Improvement on Blockbuilding



Summary:

Mark and Clara have proposed an improvement to the current Bitcoin Core block building algorithm. Currently, Bitcoin Core uses a straightforward greedy algorithm which evaluates each transaction’s effective fee rate in the context of its unconfirmed ancestors. This overlooks situations in which multiple descendant transactions could be grouped with their shared ancestors to form a more attractive transaction set for block inclusion. Their suggested algorithm would also consider such scenarios, resulting in more efficient use of block space. Experimental data shows that their algorithm did better on more than 94% of blocks (99% for times of high congestion). However, Antoine raises some questions and concerns about the proposal.

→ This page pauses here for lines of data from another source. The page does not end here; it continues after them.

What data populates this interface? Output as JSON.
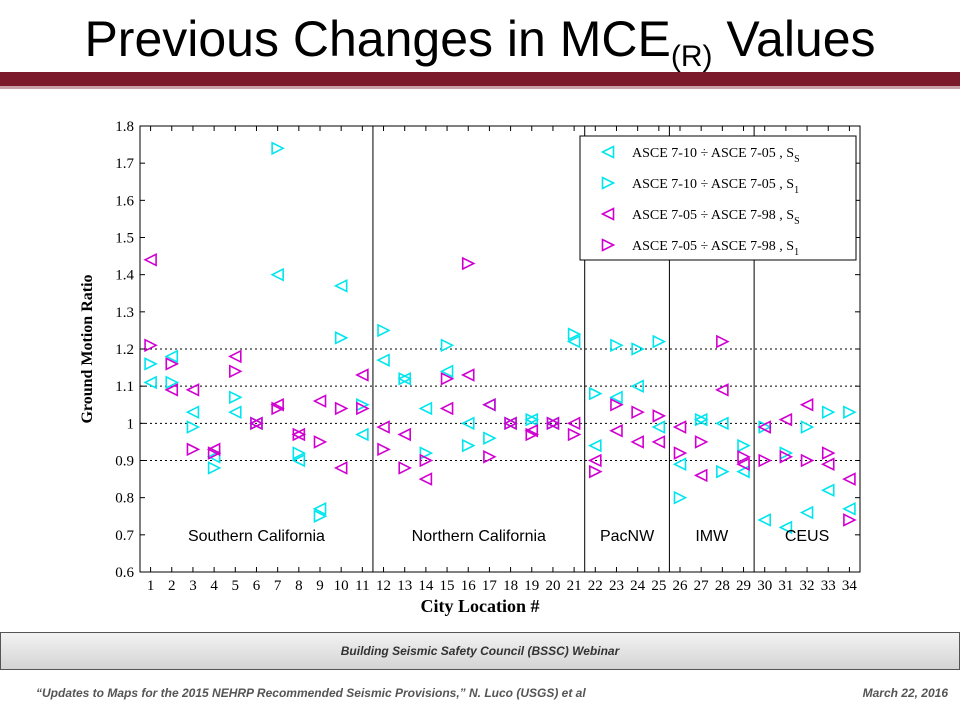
{
  "title": {
    "main": "Previous Changes in MCE",
    "sub": "(R)",
    "tail": " Values"
  },
  "banner": "Building Seismic Safety Council (BSSC) Webinar",
  "footer": {
    "left": "“Updates to Maps for the 2015 NEHRP Recommended Seismic Provisions,” N. Luco (USGS) et al",
    "right": "March 22, 2016"
  },
  "colors": {
    "cyan": "#00e5ee",
    "magenta": "#d100d1",
    "title_rule": "#7a1a2a"
  },
  "chart_data": {
    "type": "scatter",
    "xlabel": "City Location #",
    "ylabel": "Ground Motion Ratio",
    "xlim": [
      0.5,
      34.5
    ],
    "ylim": [
      0.6,
      1.8
    ],
    "x_ticks": [
      1,
      2,
      3,
      4,
      5,
      6,
      7,
      8,
      9,
      10,
      11,
      12,
      13,
      14,
      15,
      16,
      17,
      18,
      19,
      20,
      21,
      22,
      23,
      24,
      25,
      26,
      27,
      28,
      29,
      30,
      31,
      32,
      33,
      34
    ],
    "y_ticks": [
      0.6,
      0.7,
      0.8,
      0.9,
      1,
      1.1,
      1.2,
      1.3,
      1.4,
      1.5,
      1.6,
      1.7,
      1.8
    ],
    "y_tick_labels": [
      "0.6",
      "0.7",
      "0.8",
      "0.9",
      "1",
      "1.1",
      "1.2",
      "1.3",
      "1.4",
      "1.5",
      "1.6",
      "1.7",
      "1.8"
    ],
    "dotted_gridlines": [
      0.9,
      1.0,
      1.1,
      1.2
    ],
    "region_dividers": [
      11.5,
      21.5,
      25.5,
      29.5
    ],
    "regions": [
      {
        "label": "Southern California",
        "x_center": 6
      },
      {
        "label": "Northern California",
        "x_center": 16.5
      },
      {
        "label": "PacNW",
        "x_center": 23.5
      },
      {
        "label": "IMW",
        "x_center": 27.5
      },
      {
        "label": "CEUS",
        "x_center": 32
      }
    ],
    "legend_position": "top-right",
    "series": [
      {
        "label_main": "ASCE 7-10 ÷ ASCE 7-05 , S",
        "label_sub": "S",
        "marker": "triangle-left",
        "color": "#00e5ee",
        "y": [
          1.11,
          1.18,
          1.03,
          0.91,
          1.03,
          1.0,
          1.4,
          0.9,
          0.77,
          1.37,
          0.97,
          1.17,
          1.12,
          1.04,
          1.14,
          1.0,
          1.05,
          1.0,
          1.01,
          1.0,
          1.22,
          0.94,
          1.07,
          1.1,
          0.99,
          0.89,
          1.01,
          1.0,
          0.87,
          0.74,
          0.72,
          0.76,
          0.82,
          0.77
        ]
      },
      {
        "label_main": "ASCE 7-10 ÷ ASCE 7-05 , S",
        "label_sub": "1",
        "marker": "triangle-right",
        "color": "#00e5ee",
        "y": [
          1.16,
          1.11,
          0.99,
          0.88,
          1.07,
          1.0,
          1.74,
          0.92,
          0.75,
          1.23,
          1.05,
          1.25,
          1.12,
          0.92,
          1.21,
          0.94,
          0.96,
          1.0,
          1.01,
          1.0,
          1.24,
          1.08,
          1.21,
          1.2,
          1.22,
          0.8,
          1.01,
          0.87,
          0.94,
          0.99,
          0.92,
          0.99,
          1.03,
          1.03
        ]
      },
      {
        "label_main": "ASCE 7-05 ÷ ASCE 7-98 , S",
        "label_sub": "S",
        "marker": "triangle-left",
        "color": "#d100d1",
        "y": [
          1.44,
          1.09,
          1.09,
          0.93,
          1.18,
          1.0,
          1.05,
          0.97,
          1.06,
          0.88,
          1.13,
          0.99,
          0.97,
          0.85,
          1.04,
          1.13,
          1.05,
          1.0,
          0.98,
          1.0,
          1.0,
          0.9,
          0.98,
          0.95,
          0.95,
          0.99,
          0.86,
          1.09,
          0.89,
          0.99,
          1.01,
          1.05,
          0.89,
          0.85
        ]
      },
      {
        "label_main": "ASCE 7-05 ÷ ASCE 7-98 , S",
        "label_sub": "1",
        "marker": "triangle-right",
        "color": "#d100d1",
        "y": [
          1.21,
          1.16,
          0.93,
          0.92,
          1.14,
          1.0,
          1.04,
          0.97,
          0.95,
          1.04,
          1.04,
          0.93,
          0.88,
          0.9,
          1.12,
          1.43,
          0.91,
          1.0,
          0.97,
          1.0,
          0.97,
          0.87,
          1.05,
          1.03,
          1.02,
          0.92,
          0.95,
          1.22,
          0.91,
          0.9,
          0.91,
          0.9,
          0.92,
          0.74
        ]
      }
    ]
  }
}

He wonders if CSB feerate performance will improve as transaction graphs with multiple disjunctive branches become more regular in the future, citing examples like OP_CTV's style congestion-tree, LN's splicing or chain of coinjoins. He also brings up the issue of malicious miners using hard-to-traverse CPFP constellations to prevent competitors from assembling block templates or slowing down their computation. It remains to be seen how much CSB makes that kind of DoS possible/efficient. From the point of view of global blockspace demand, if miners generally became DPFA-sensitive, it could encourage creation of additional transactions for the sole purpose of bumping stuck ancestors. As ASB's ancestor set and CSB's candidate set, a fee bidder would have to pay the feerate to cover the new transaction fields, high enough to catch up with the already-present feerate set. It might be more fee-rate efficient to RBF the first child, but there is a replacement feerate penalty to consider.